Index of the GPU device, specified as an integer in the range 1 to gpuDeviceCount.

Example: gpuDevice(1);

Data Types: single | double | int8 | int16 | int32 | int64 | uint8 | uint16 | uint32 | uint64

Properties

expand all

This property is read-only.

Name of the GPU device, specified as a character array. The name assigned to the device is derived from the GPU device model.

This property is read-only.

Index of the GPU device, specified as an integer in the range 1 to gpuDeviceCount. Use this index to select a particular GPU device.

This property is read-only.

Computational capability of the GPU device, specified as a character array. To use the selected GPU device in MATLAB, ComputeCapability must meet the required specification in GPU Computing Requirements.

This property is read-only.

Flag for support for double precision operations, specified as the logical values 0 for false or 1 for true.

Since R2023a

This property is read-only.

Graphics driver version currently in use by the GPU device, specified as a character array.

Download the latest graphics driver for your GPU at NVIDIA Driver Downloads.

Since R2023a

This property is read-only.

Operating model of the graphics driver, specified as one of these values:

  • 'WDDM' – Use the display operating model.

  • 'TCC' – Use the compute operating model. 'TCC' disables Windows® graphics and can improve the performance of large scale calculations.

  • 'N/A''WDDM' and 'TCC' are only available on Windows.
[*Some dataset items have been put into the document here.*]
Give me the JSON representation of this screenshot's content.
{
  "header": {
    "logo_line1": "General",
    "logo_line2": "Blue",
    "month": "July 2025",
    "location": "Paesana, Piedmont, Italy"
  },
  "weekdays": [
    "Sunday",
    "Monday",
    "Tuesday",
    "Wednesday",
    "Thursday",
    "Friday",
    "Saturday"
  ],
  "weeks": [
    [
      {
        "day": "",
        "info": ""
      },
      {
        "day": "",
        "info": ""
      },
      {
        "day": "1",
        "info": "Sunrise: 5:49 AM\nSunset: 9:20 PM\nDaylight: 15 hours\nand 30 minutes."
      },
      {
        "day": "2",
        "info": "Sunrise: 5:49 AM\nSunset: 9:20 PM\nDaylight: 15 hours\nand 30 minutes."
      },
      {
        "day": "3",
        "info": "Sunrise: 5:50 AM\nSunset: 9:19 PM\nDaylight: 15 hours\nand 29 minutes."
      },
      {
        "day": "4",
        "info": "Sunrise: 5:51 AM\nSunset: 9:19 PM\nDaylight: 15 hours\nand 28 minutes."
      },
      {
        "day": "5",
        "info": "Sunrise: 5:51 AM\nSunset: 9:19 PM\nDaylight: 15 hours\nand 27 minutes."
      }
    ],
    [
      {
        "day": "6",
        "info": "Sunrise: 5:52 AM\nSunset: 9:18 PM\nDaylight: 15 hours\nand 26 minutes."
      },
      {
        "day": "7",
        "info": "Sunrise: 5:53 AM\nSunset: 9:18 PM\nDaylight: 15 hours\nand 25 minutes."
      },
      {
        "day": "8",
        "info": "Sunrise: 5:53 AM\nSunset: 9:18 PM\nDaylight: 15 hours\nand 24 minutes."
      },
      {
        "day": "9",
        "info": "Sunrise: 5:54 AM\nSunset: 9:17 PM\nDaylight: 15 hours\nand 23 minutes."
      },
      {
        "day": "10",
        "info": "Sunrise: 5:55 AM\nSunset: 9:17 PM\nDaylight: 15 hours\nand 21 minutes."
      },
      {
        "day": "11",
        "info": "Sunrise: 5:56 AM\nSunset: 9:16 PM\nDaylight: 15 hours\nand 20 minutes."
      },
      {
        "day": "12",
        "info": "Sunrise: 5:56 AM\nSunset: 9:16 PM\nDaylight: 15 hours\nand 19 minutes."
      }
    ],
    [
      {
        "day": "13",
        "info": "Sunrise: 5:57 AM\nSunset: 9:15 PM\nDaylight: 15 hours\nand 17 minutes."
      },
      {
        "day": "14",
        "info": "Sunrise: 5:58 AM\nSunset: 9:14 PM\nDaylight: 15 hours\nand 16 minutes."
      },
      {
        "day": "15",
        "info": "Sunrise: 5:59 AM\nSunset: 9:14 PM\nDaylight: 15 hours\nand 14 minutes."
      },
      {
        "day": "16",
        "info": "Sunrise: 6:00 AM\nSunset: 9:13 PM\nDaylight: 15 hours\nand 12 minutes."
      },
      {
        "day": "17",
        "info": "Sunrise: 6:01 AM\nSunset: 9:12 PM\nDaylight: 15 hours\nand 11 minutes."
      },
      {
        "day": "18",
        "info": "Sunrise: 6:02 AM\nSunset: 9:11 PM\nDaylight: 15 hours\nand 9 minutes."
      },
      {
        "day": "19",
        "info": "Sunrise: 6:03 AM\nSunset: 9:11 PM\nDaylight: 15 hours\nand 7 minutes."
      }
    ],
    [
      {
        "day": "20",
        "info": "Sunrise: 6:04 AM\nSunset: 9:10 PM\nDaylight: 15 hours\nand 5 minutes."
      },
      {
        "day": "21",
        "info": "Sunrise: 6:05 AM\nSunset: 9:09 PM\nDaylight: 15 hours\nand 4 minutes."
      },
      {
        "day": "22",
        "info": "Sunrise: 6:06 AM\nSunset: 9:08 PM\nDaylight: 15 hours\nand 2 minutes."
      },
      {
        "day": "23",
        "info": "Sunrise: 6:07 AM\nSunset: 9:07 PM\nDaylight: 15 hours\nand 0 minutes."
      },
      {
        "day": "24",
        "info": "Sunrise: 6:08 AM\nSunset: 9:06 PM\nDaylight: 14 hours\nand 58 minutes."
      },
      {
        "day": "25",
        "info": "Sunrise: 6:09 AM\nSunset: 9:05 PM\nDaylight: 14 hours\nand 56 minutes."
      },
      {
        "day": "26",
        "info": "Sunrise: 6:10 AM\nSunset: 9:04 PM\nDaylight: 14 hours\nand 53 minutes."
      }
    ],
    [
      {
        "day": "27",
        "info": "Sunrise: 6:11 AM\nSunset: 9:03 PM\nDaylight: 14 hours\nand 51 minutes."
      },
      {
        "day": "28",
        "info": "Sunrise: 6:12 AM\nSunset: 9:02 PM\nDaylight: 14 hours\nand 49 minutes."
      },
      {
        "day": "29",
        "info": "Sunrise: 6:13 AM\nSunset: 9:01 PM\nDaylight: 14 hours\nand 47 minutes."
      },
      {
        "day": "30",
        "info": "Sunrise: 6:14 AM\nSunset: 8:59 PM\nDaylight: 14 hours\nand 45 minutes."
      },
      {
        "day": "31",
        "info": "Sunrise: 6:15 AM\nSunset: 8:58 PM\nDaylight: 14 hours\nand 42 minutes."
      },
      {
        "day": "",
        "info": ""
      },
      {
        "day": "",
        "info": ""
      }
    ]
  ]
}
On other operating systems the driver model is 'N/A'.

For more information about changing models and which GPU devices support 'TCC', see the NVIDIA® documentation.

This property is read-only.

CUDA toolkit version used by the current release of MATLAB, specified as a scalar value.

This property is read-only.

Maximum supported number of threads per block during CUDAKernel execution, specified as a scalar value.

Example: 1024

This property is read-only.

Maximum supported amount of shared memory that a thread block can use during CUDAKernel execution, specified as a scalar value.

Example: 49152

This property is read-only.

Maximum size in each dimension for thread block, specified as a vector. Each dimension of a thread block must not exceed these dimensions. Also, the product of the thread block size must not exceed MaxThreadsPerBlock.

This property is read-only.

Maximum size of grid of thread blocks, specified as a vector.

This property is read-only.

Number of simultaneously executing threads, specified as a scalar value.

This property is read-only.

Total memory (in bytes) on the device, specified as a scalar value.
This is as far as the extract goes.